One must not fail to also comment on the widely reported advice of our CBN governor, who recently counselled that Nigeria needs to prune the civil service by as much as 50%. What he got in return was a series of abuses. A visit to our ministries will reveal that a great number of civil servants do very little work for enormous gains–at our common expense. This observation is strengthened by the ongoing “pension funds scam” and the recent report of the lamentation of the President, who is said to have alleged that some directors in our federal civil service own more properties than Aliko Dangote. What Nigeria needs to do is to implement the advice of those clamouring for a drastic reduction in the number of civil servants in our bureaucratic life. But in doing so, we must prepare and provide against the social backlash from that reduction by offering those to be disengaged well planned skill development and entrepreneurship programmes prior to their disengagement and giving them seed money to set up cooperative ventures of small and medium scale enterprises, thereby creating employment and growing our economy from the medium to long term. We can, in this way, reduce drastically our annual recurrent expenditures by disengaging idle hands and overaged public servants declaring false ages with a view to remaining longer in the system for their selfish gains. Such a programme will result in encouraging them to take up the bait of offered seed money and offer of training for skills required to set up their own businesses. This suggestion is even more expedient, given the situation of the high rate of graduate unemployment Nigeria is reported to have. This explains why we are increasingly experiencing the large number of kidnapping, robberies, car snatching and advance fee fraud.

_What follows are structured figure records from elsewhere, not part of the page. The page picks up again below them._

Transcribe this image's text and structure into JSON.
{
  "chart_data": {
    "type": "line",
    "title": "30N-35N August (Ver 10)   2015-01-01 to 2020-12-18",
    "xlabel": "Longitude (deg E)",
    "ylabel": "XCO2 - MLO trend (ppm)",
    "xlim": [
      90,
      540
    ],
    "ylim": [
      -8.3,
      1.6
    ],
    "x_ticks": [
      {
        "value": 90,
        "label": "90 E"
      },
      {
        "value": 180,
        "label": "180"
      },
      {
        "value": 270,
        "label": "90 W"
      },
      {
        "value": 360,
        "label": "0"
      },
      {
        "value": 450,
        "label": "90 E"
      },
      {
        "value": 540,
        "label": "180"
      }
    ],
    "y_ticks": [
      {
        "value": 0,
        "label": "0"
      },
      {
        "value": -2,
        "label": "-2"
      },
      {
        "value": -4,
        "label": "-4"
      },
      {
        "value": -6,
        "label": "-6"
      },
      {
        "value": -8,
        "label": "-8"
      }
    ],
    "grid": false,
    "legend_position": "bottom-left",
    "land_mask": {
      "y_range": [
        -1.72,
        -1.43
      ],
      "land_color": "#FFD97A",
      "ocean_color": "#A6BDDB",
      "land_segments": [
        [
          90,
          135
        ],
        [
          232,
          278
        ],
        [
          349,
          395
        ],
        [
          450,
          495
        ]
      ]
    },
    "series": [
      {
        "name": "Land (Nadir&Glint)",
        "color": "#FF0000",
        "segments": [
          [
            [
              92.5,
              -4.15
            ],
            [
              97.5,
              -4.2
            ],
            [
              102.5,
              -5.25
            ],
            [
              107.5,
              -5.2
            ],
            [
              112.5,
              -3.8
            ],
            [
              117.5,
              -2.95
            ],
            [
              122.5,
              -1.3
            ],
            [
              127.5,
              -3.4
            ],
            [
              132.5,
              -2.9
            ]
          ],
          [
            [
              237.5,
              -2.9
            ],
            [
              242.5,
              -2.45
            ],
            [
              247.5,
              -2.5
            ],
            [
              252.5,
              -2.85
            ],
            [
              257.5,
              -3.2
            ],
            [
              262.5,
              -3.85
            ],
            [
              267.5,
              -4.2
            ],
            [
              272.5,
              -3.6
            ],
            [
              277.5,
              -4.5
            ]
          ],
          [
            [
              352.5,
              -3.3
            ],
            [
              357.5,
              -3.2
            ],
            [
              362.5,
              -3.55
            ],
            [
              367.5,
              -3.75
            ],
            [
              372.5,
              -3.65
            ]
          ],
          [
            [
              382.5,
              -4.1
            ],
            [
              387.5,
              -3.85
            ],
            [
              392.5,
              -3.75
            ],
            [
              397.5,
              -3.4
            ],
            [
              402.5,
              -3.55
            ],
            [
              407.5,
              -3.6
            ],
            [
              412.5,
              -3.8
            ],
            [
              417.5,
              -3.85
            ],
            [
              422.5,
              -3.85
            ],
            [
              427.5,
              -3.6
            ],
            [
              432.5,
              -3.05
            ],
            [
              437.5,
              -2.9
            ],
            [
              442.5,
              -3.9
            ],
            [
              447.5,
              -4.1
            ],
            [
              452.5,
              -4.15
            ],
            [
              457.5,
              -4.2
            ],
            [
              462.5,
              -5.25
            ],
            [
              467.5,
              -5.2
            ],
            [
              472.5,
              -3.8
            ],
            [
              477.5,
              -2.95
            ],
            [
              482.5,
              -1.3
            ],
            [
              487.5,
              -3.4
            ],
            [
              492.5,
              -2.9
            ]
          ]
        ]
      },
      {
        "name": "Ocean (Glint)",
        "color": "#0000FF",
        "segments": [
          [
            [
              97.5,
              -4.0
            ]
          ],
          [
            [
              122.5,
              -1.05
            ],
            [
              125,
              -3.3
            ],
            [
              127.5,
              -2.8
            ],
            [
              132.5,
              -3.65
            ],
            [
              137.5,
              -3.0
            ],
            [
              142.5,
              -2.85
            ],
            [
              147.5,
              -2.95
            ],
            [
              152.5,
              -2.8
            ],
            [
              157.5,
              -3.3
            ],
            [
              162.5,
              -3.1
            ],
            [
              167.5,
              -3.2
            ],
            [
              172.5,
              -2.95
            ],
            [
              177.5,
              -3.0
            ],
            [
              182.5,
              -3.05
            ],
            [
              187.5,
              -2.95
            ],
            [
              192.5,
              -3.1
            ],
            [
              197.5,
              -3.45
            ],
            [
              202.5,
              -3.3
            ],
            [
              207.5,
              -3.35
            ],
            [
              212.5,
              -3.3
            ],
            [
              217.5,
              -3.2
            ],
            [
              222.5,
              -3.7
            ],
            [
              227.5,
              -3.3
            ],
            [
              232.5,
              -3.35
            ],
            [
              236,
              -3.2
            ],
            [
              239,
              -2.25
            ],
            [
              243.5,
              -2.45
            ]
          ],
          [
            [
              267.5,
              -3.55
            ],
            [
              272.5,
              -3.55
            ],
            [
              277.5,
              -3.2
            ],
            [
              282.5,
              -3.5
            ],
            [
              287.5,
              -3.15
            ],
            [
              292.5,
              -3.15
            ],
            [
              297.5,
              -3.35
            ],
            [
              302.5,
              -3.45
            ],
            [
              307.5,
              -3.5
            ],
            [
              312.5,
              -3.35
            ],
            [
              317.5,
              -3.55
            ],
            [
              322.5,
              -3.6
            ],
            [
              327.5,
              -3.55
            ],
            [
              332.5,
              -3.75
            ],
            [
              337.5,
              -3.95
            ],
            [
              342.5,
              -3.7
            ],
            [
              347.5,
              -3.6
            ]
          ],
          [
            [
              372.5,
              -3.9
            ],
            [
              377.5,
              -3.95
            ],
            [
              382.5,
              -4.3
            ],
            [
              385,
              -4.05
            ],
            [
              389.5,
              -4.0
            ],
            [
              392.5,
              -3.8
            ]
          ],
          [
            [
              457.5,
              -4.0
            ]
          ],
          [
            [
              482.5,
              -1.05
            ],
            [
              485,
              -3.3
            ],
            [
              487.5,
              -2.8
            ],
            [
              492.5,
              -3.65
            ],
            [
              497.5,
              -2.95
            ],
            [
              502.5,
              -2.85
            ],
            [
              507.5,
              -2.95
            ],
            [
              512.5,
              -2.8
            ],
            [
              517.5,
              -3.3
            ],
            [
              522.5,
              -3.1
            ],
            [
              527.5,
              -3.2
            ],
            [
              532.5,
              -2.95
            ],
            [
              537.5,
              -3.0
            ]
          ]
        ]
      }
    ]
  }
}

In conclusion, our leaders need to fashion out strategies to promote the sustainable development of our national economy for the good of this country. Our leaders must stop being insensitive to the prevailing reality of continued economic decline and the dangers ahead. We need to do something about growing this economy to stop us from being just exporters of crude oil, but rather make us net exporters of refined petroleum, create the parameters and the structures for attracting investment into our country and reduce our recurrent expenditure levels to below 50% of our annual budgets. By implementing some of the suggestions made here, we will be on our way to building a strong base for small and medium scale industries through the drastic reduction in the bloated bureaucracy in a structured and planned way, while at same time creating employment for our largely unemployed youths. By designing various programmes for the employment of our teeming millions of youths, we will also be solving our nagging social problems that are giving our nation a notoriously bad image in the eyes of tourists and international investors.  We must act to halt the economic degradation of our country. We must also develop the courage to punish the looters of our commonwealth, no matter how highly placed. We must ostracise those with ill- gotten wealth if we want to save this nation from abyss.
Finally, let us put strategies in place to grow our agricultural production, associated processing and storage industries and build derivative petroleum industries for an encouraging future as a nation.
May we not have cause as a people to weep for our nation in some decades to come. The blame would be on us for not raising and finding solutions to these pertinent issues when we should have mustered the courage to do so for the good of our country.
—This article was adapted from a speech given at the launch of a book of photographs by Kunle Ogunfuyi on the mass protests against fuel subsidy removal in January 2012. Shyllon, an engineer, is the Founder / CEO,Omooba Yemisi Adedoyin Shyllon Art Foundation (OYASAF).